Patients
The study subjects (n = 34) consisted of patients recruited to the prospective KISS trial investigating ePRO follow-up in cancer patients receiving ICIs 19. In brief, the trial included patients with advanced cancers treated with anti-PD-(L)1 s in outpatient settings with availability of internet access and email. At the initiation of the treatment phase (within 0–2 weeks from the 1st anti-PD-(L)1 infusion), patients received an email notification to complete the baseline electronic symptom questionnaire of 18 symptoms and weekly thereafter until treatment discontinuation or six months of follow-up. Data on the irAEs (nature of AE, date of onset and resolving, dates of change in AE severity, and the highest grade based on CTCAE classification) was prospectively collected in the trial.
The study was approved by Pohjois-Pohjanmaan sairaanhoitopiiri (PPSHP) ethics committee (number 9/2017), Valvira (number 361), and details of the study are publicly available at clinicaltrials.gov (NCT3928938). The study was conducted in accordance with the Declaration of Helsinki and Good Clinical Practice guidelines.
Prediction models
The aim of this study was to create a model for predicting the presence (is the predicted irAE truly an irAE) and onset (is an irAE developing) of irAEs based on evolving patient-reported symptoms collected digitally in prospective manner from cancer patients receiving ICI therapies. For both modelling cases, the output of the prediction model is a continuous value [0–1] depicting the probability for the positive event, i.e., presence or onset of irAEs. With a classification threshold (0.5 was used with both models), the continuous probabilities were converted into binary outcomes, i.e., when the predicted probability for the positive event is larger than 0.5, prediction is labeled positive (irAE onsetting or present), and if less than 0.5, then negative (irAE not onsetting or present). Hence, the modelling methodology used in this study follows a general framework of binary classification in machine learning (ML). The first dataset included 16 540 reported symptoms from 34 ICI treated cancer patients in outpatient settings, comprising 18 monitored symptoms collected using the Kaiku Health digital platform. The second dataset included physician-confirmed prospectively collected irAE data from those 34 patients recorded in the eCRFs of the trial, containing initiation and end dates, CTCAE class, and severity of 26 irAEs. The timelines of ePROs and irAEs were synchronized according to dates. Of note, some patients might have experienced multiple irAEs, thus, the incidence of irAEs in this patient cohort was ~ 40% (n = 14). Multiple observations across same patients were used to create a timeline of irAEs, however, in every time point analyzed, the parameters differ comprising a new sample. Furthermore, the gradient boosting trees-algorithm used can handle intercorrelated observations or features.

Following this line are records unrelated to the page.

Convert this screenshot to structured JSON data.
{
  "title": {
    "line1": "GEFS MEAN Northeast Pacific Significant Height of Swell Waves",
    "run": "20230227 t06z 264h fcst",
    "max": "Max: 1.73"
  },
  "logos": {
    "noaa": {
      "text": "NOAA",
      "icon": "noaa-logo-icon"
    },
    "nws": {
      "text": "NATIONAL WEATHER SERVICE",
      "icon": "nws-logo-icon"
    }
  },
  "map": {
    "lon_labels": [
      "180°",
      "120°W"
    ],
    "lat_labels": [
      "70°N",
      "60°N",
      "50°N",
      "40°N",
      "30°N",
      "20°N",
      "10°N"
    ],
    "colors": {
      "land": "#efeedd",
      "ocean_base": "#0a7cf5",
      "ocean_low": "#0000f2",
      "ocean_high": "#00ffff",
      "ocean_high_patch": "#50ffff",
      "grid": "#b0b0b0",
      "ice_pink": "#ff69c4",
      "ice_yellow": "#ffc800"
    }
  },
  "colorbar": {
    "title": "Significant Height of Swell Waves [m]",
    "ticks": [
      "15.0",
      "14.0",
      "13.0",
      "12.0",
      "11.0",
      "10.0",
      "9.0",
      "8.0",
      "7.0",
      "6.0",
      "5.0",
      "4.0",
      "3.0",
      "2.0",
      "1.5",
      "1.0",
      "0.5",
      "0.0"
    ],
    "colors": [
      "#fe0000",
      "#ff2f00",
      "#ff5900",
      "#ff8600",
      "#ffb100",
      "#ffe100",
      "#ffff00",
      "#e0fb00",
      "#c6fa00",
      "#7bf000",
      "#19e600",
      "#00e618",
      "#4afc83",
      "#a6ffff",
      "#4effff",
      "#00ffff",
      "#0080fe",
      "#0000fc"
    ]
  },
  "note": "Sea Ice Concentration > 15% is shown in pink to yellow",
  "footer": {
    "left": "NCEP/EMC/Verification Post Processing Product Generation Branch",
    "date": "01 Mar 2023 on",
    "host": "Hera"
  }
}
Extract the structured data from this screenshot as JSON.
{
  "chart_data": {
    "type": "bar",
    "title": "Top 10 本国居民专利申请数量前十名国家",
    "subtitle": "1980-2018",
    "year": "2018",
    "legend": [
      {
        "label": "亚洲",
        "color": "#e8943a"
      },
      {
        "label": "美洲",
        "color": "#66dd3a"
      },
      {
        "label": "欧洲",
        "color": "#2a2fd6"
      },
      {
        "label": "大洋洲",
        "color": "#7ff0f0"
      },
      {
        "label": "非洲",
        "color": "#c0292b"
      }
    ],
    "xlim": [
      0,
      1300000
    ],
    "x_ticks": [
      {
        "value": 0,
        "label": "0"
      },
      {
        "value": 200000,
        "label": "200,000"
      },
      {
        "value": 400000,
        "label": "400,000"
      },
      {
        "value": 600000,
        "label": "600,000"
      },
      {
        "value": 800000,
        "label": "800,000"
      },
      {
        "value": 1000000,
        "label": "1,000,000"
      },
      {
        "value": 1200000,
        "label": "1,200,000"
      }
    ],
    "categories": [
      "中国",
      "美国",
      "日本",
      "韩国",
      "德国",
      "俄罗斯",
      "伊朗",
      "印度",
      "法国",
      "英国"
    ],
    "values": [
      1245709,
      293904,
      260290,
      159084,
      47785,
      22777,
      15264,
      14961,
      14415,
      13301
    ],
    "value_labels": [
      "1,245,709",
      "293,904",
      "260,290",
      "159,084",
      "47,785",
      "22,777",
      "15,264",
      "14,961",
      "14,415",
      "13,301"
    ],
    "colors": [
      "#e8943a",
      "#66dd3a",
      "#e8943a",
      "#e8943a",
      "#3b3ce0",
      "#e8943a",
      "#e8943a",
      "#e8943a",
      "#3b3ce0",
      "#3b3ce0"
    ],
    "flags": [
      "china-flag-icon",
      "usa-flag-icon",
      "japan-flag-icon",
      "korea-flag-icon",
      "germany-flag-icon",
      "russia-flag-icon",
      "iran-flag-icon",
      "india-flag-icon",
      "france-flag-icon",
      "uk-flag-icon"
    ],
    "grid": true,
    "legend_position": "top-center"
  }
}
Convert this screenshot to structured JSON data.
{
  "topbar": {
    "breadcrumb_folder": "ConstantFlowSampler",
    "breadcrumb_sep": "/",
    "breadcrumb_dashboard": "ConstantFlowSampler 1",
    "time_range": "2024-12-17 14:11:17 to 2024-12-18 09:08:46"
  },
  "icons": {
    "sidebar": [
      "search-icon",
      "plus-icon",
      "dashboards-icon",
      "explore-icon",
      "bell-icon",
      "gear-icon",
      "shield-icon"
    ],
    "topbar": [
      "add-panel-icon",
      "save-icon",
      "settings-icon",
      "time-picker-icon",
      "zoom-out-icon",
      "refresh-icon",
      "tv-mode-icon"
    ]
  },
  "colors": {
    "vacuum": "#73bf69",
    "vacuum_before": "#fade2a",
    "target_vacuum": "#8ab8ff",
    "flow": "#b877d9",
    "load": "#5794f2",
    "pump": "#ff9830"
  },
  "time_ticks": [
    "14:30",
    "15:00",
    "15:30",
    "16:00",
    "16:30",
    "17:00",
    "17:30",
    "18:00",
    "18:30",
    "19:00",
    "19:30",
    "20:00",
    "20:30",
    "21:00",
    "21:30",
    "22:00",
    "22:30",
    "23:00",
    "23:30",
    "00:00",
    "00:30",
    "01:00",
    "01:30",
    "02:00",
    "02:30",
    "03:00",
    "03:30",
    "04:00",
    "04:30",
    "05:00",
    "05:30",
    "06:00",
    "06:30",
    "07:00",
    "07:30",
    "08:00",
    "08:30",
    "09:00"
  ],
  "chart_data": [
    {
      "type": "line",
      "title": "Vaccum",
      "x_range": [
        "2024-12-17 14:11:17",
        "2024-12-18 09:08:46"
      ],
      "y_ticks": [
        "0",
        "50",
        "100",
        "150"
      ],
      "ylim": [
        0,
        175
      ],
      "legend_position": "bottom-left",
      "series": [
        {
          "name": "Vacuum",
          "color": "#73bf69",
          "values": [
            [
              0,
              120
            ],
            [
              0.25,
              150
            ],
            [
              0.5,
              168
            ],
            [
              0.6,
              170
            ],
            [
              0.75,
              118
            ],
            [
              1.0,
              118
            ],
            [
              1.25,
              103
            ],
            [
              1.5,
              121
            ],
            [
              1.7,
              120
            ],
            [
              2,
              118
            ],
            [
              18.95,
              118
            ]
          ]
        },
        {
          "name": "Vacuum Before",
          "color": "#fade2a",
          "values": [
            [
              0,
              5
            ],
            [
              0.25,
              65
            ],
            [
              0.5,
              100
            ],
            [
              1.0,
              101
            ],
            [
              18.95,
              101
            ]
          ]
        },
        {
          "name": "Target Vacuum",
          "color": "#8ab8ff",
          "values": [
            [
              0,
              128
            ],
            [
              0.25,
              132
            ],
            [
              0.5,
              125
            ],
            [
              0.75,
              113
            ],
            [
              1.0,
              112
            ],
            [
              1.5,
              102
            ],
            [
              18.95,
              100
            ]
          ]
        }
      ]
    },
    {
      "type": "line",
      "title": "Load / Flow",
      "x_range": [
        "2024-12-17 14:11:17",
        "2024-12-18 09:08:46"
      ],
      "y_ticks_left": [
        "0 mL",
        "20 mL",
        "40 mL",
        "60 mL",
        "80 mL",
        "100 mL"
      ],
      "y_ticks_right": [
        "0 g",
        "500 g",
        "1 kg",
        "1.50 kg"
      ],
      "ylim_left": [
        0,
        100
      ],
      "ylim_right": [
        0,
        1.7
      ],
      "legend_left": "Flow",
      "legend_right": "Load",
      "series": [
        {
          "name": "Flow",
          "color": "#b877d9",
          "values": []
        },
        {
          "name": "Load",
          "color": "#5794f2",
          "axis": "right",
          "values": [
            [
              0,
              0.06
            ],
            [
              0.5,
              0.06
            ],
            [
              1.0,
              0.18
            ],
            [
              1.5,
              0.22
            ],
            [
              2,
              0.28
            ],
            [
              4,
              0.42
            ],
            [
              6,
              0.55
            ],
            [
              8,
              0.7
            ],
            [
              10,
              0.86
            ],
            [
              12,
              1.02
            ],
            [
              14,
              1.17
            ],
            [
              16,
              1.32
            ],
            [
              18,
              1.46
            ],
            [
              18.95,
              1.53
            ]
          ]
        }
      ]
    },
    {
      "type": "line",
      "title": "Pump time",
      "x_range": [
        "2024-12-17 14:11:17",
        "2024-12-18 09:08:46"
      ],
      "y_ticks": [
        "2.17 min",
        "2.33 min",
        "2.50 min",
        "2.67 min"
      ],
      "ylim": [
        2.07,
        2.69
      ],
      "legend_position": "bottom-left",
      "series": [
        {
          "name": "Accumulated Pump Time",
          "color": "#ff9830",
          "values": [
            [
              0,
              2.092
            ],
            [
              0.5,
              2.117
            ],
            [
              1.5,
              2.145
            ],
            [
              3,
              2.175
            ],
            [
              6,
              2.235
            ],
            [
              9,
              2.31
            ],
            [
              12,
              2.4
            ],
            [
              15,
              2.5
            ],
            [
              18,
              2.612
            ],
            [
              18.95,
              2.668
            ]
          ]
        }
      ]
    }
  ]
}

Two ML models were built using an open source Python library XGBoost, which offers a widely used high-performance implementation of gradient boosting, an established algorithm suitable for classification problems. Gradient boosting is an ensemble-learning algorithm, i.e., it is an ensemble of many, usually tens or hundreds of decision trees. These decision trees, i.e., classification trees, are weak learners, but when combined using gradient boosting approach, they form a strong learner capable of capturing complex relationships in the training data. By combining the ePRO data and the clinical data, the first model was trained to detect the presence and the second model the onset (0–21 days prior to the diagnosis) of irAEs. The dataset was split into training (70 % of the data) and test sets (30 % of the data) by random allocation at patient-observation level. The test set was left out from the model training and tuning and was used only to evaluate the model performance. The hyperparameter tuning for both prediction models was done using grid search with repeated, stratified 5-fold cross-validation with five repeats. The model features included patient information including age, sex, and time from the treatment initiation, and ePRO data from 18 monitored symptoms. From the symptom data, three past values, linearly scaled based on the time difference from the latest report, and the latest change in symptom severity were included as features for each symptom. This yielded 75 features in total for both models.
The prediction performance of the models was evaluated using four commonly used metrics: accuracy, Area Under the Curve (AUC), F1-score and Mathew´s correlation coefficient (MCC), which are described shortly next. Accuracy describes how many predictions were correct as percentages, and 100% indicates a perfect classification. AUC is a performance metric for binary classification ranging from 0 to 1. F1-score is the weighted average of precision (how many of the cases predicted as positive are actually positive) and recall (how many of the positive cases are detected) which gets values between 0 and 1. Matthew’s correlation coefficient (MCC) summarizes all possible cases for binary predictions: true and false positives, and true and false negatives. MCC is also suitable for analyzing imbalanced datasets, where other class is much rarer than the other. MCC can be considered as a correlation coefficient between the observed and the predicted classifications and it gets values between − 1 and 1, where 1 is a perfect classification, 0 is random guessing and − 1 indicates a completely contradictory classification.